DynamicKafkaWriterState

This class represents the state of the DynamicKafkaWriter. In essence, DynamicKafkaWriterState is a snapshot of the writer's current understanding of the Kafka Stream to cluster/topic mapping. This is the critical piece of information that gets saved during checkpointing and restored during recovery.

@Internal
public class DynamicKafkaWriterState {
    private final Map<String, Set<ClusterTopic>> streamMetadataMap;

    public DynamicKafkaWriterState(Map<String, Set<ClusterTopic>> streamMetadataMap) {
        this.streamMetadataMap = streamMetadataMap;
    }

    public Map<String, Set<ClusterTopic>> getStreamMetadataMap() {
        return streamMetadataMap;
    }
}

ClusterTopic

It's a simple pairing of a cluster identifier and a topic name.

@Internal
public class ClusterTopic {
    private final KafkaClusterIdentifier kafkaClusterIdentifier;
    private final String topic;
}

KafkaClusterIdentifier

Uniquely identifies a Kafka cluster.
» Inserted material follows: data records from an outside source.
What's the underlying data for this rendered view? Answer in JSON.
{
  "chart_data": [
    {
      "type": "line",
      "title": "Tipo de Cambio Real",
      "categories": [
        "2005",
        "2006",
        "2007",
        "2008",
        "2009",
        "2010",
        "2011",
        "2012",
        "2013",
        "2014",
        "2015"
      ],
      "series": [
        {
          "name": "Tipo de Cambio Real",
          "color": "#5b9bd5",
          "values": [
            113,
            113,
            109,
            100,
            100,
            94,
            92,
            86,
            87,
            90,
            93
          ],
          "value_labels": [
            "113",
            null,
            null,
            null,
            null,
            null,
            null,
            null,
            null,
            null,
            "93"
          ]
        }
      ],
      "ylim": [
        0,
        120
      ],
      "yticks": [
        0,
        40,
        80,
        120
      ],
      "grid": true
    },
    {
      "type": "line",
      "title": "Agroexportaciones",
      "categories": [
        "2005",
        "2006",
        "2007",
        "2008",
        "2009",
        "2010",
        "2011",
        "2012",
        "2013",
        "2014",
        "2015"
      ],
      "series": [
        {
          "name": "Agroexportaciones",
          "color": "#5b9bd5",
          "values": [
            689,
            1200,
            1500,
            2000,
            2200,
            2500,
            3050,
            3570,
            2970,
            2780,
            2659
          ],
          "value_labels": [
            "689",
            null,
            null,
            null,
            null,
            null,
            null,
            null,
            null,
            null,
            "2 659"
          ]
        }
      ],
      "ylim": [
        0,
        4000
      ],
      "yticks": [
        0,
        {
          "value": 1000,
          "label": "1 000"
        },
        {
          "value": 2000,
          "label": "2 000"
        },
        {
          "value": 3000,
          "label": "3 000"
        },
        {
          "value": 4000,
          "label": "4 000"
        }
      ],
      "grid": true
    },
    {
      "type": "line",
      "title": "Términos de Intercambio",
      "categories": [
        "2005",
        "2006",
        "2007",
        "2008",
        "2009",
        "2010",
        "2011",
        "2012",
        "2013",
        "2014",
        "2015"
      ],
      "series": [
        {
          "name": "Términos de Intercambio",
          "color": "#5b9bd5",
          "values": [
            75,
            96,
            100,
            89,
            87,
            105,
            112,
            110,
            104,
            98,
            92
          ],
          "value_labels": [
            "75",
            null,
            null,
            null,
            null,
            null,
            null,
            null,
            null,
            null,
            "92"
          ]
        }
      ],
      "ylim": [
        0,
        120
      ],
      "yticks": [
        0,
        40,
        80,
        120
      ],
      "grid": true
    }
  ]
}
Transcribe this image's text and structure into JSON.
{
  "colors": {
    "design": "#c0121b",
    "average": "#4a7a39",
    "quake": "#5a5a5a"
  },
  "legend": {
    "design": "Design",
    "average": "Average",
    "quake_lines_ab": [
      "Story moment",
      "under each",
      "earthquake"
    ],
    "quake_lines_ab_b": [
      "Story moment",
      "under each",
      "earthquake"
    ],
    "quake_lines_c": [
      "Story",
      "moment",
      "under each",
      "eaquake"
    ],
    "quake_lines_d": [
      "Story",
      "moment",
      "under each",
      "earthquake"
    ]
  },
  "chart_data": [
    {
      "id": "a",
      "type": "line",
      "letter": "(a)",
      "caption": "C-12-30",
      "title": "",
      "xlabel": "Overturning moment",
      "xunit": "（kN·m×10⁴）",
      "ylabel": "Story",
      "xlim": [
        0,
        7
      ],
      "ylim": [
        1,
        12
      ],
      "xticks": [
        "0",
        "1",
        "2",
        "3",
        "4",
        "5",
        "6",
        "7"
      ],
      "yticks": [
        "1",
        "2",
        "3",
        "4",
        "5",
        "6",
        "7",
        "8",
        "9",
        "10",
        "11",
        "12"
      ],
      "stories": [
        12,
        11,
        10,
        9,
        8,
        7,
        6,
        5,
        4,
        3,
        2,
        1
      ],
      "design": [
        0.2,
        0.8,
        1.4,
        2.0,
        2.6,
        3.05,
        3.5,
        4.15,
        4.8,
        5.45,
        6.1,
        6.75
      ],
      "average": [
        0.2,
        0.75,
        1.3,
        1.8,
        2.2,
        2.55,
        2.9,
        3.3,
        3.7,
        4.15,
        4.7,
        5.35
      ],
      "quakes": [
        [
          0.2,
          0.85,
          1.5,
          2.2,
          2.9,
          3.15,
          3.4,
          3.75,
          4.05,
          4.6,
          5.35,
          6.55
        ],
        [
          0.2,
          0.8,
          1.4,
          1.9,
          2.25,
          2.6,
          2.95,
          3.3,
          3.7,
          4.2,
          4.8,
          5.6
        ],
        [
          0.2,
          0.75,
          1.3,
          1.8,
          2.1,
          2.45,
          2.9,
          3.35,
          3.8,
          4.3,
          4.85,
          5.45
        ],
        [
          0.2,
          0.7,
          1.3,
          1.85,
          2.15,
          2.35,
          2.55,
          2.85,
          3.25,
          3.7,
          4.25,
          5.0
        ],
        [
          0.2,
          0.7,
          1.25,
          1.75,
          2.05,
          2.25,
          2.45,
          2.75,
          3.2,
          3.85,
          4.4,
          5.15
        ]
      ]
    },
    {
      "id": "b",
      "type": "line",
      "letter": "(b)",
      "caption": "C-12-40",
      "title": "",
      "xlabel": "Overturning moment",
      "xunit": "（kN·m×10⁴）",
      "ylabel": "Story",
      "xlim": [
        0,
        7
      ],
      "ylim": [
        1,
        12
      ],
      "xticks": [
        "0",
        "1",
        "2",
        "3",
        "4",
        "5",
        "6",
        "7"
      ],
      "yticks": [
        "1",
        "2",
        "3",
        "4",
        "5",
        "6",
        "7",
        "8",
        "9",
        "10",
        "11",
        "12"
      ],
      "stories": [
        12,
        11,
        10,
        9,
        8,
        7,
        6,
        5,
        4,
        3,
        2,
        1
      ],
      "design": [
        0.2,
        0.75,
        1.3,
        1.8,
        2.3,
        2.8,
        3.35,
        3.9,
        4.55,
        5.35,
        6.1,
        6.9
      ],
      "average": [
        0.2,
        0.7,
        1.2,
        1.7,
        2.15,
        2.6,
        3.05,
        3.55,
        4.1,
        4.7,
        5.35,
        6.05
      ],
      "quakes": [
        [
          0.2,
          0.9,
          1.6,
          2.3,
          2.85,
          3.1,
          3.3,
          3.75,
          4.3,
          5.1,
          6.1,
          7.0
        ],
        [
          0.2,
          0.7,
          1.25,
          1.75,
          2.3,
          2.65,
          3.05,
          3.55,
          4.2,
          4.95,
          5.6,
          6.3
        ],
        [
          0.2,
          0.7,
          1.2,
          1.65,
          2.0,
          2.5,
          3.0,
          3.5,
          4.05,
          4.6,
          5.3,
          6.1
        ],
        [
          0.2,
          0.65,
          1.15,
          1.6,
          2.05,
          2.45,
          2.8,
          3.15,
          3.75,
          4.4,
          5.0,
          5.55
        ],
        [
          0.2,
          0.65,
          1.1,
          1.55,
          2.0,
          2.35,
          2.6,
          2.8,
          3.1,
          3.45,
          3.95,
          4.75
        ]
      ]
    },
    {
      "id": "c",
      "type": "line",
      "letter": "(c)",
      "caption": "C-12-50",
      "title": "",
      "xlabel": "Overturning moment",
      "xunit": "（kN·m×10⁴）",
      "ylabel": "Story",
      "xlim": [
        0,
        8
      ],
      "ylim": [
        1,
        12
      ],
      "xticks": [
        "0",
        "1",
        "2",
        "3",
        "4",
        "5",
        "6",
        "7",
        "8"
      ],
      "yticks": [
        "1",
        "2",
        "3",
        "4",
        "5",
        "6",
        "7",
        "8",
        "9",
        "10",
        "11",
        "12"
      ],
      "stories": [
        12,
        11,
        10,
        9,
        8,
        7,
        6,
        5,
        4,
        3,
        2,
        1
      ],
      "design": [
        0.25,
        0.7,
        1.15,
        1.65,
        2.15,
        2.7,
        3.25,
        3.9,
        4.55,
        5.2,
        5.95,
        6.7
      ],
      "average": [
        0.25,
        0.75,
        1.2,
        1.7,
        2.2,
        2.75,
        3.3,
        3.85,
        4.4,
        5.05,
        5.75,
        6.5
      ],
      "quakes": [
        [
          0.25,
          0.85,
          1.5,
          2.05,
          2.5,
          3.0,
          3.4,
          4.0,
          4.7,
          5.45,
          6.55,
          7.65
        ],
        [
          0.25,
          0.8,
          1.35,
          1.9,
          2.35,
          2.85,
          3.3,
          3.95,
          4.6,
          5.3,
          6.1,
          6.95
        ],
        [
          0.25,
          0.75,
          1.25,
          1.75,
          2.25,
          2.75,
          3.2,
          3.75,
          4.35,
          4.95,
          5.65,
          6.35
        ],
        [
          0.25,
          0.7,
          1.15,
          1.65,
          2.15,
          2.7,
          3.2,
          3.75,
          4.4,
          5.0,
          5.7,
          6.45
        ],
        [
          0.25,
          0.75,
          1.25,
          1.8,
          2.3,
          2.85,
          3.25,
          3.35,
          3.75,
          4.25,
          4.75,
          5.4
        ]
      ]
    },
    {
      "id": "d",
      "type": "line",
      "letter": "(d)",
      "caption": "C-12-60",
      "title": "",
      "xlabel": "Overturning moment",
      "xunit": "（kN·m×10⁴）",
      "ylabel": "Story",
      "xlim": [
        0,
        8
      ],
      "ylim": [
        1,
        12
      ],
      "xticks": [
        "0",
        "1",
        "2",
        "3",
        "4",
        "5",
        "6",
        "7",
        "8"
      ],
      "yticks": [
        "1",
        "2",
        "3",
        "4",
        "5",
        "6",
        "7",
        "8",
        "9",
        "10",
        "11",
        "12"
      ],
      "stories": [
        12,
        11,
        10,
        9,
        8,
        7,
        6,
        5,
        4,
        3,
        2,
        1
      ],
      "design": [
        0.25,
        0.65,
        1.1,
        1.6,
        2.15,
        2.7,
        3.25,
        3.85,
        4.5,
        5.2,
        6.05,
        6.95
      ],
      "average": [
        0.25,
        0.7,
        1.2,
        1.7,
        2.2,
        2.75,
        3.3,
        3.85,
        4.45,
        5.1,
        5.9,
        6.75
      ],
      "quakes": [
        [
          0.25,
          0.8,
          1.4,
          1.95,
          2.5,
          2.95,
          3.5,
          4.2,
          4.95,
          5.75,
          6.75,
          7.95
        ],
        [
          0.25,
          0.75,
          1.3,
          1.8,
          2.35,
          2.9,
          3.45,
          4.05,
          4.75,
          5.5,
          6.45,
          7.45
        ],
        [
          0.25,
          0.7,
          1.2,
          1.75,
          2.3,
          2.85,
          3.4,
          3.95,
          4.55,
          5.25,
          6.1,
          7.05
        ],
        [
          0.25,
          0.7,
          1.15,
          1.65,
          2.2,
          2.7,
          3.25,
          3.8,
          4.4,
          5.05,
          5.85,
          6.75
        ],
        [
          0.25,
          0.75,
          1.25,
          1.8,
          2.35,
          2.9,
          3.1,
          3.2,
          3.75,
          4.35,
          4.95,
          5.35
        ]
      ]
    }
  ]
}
This is important because the DynamicKafkaWriter can write to multiple clusters. It has a user-friendly, short, and unique name for the Kafka cluster. This is used for things like metrics. It should be unique at least within the scope of a single Flink job. The bootstrap servers string (e.g., "kafka1:9092,kafka2:9092") used to connect to the Kafka cluster. Apart from the bootstrap servers the remaining producer configuration is identical across all SinkWriter instances.

@Internal
public class KafkaClusterIdentifier implements Comparable<KafkaClusterIdentifier>, Serializable {
    private final String name;
    private final String bootstrapServers;
}

Compatibility, Deprecation, and Migration Plan

TBD

Test Plan

This will be tested by unit and integration tests. The work will extend existing KafkaSource and DynamicKafkaSource test utilities in Flink to exercise multiple clusters.